Irie: In 2023, we established the Sustainability Department, which consists of the Social Engagement Group – a successor to the social cooperation activities SHAREN! – and the Climate Action Group, which addresses climate change issues. In 2024, we introduced a three-step roadmap – awareness raising, behavioral change, and systemic change – to illustrate the path of climate action through sports.
With the theme “awareness raising” from 2024 to 2025, we conducted activities that help participants understand the relationship between football and climate change and be aware of their responsibility for the solution. These initiatives include producing the video “The Day When Football Is No Longer Played?!,” which highlights the climate change issues related to J.LEAGUE, and holding football clinics through the J.LEAGUE x Shinji Ono Smile Football Tour for a Sustainable Future, supported by Meiji Yasuda Life Insurance Company, to share information on climate change phenomena and the importance of climate actions.
We will work on “behavioral change” through 2027 so that it becomes common for people involved in football to choose an environmentally friendly option whenever multiple choices are available.
We then aim to achieve “systemic change” by 2030. Solutions to environmental issues tend to rely on individual efforts. Even in World Wide Views discussions, many responses from Japan indicate concerns that such efforts could threaten quality of life. For example, it is still not easy for people facing diverse challenges to actively choose environmentally friendly options. To live sustainably without relying solely on individual efforts, systemic change is required. We are working to expand initiatives that trigger this change across the 60 club hometowns.

What exactly have you done?
Irie: In 2024, we launched a J.LEAGUE regional renewable energy grant program to support the promotion of renewable energy in J.LEAGUE club hometowns. Through this program, several clubs have implemented a variety of initiatives together with their stakeholders.

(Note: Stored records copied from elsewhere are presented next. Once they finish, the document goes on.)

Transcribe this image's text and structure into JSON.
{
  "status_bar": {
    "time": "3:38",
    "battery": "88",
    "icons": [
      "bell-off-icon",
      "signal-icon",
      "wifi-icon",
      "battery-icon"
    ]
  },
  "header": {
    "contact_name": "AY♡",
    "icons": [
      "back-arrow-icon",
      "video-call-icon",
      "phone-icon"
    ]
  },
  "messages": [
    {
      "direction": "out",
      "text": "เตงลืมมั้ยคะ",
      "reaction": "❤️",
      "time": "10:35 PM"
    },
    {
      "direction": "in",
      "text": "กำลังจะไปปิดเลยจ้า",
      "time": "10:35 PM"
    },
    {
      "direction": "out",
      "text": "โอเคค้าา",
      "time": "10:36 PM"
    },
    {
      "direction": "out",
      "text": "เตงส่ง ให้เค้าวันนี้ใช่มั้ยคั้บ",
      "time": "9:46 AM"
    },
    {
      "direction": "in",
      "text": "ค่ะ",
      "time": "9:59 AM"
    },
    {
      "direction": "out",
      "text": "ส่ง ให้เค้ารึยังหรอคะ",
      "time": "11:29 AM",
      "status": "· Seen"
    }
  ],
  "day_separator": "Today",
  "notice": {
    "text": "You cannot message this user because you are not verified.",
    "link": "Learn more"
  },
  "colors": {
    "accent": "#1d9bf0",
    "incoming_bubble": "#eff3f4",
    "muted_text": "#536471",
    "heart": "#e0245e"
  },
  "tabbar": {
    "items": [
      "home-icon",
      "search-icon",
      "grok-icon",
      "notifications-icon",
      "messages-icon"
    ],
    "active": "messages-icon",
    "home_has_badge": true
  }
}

For example, Gainare Tottori is running a solar-sharing facility called the Shibafuru Solar Power Plant, where solar panels are installed on abandoned farmland while growing grass. This initiative contributes both to addressing the issue of abandoned farmland and to generating renewable energy for the local community.
Mito Hollyhock has also launched a solar-sharing project called the Grass Roots Farm Solar Power Plant, using abandoned farmland. By cultivating vegetables without using chemical substances while increasing regional renewable energy generation, the club aims to obtain an Organic JAS certification in the future and address the regional issue of a lack of successors, contributing more widely to the local community.
In 2026, J.LEAGUE will become the first Asian league to join the Sport Positive League (SPL), which involves four European football leagues (as of 2025), including the English Premier League. The SPL is a framework that quantitatively visualizes soccer clubs’ climate actions and clearly shows their progress and strategic direction. This initiative helps promote decarbonization activities by leveraging regional resources, with the aim of increasing the trust that J.LEAGUE clubs receive from their communities as regional hubs that support the preservation and regeneration of the natural environment.
We understand that you have introduced both mitigation and adaptation measures to address climate change. As climate change continues to progress, what kind of approach do you think J.LEAGUE and the sports industry should take?
Kubota: As a basic principle, sports require a peaceful, safe, and secure society. To help maintain that environment, we are willingly committed to doing everything we can.
Irie: What people expect most from us is to clearly convey through sports that a healthy and sustainable natural environment should not be taken for granted.
By leveraging the ability of athletes and club teams to communicate messages to the public, we hope to proceed with climate actions together with local communities.

This article was written based on an interview conducted on July 1, 2025.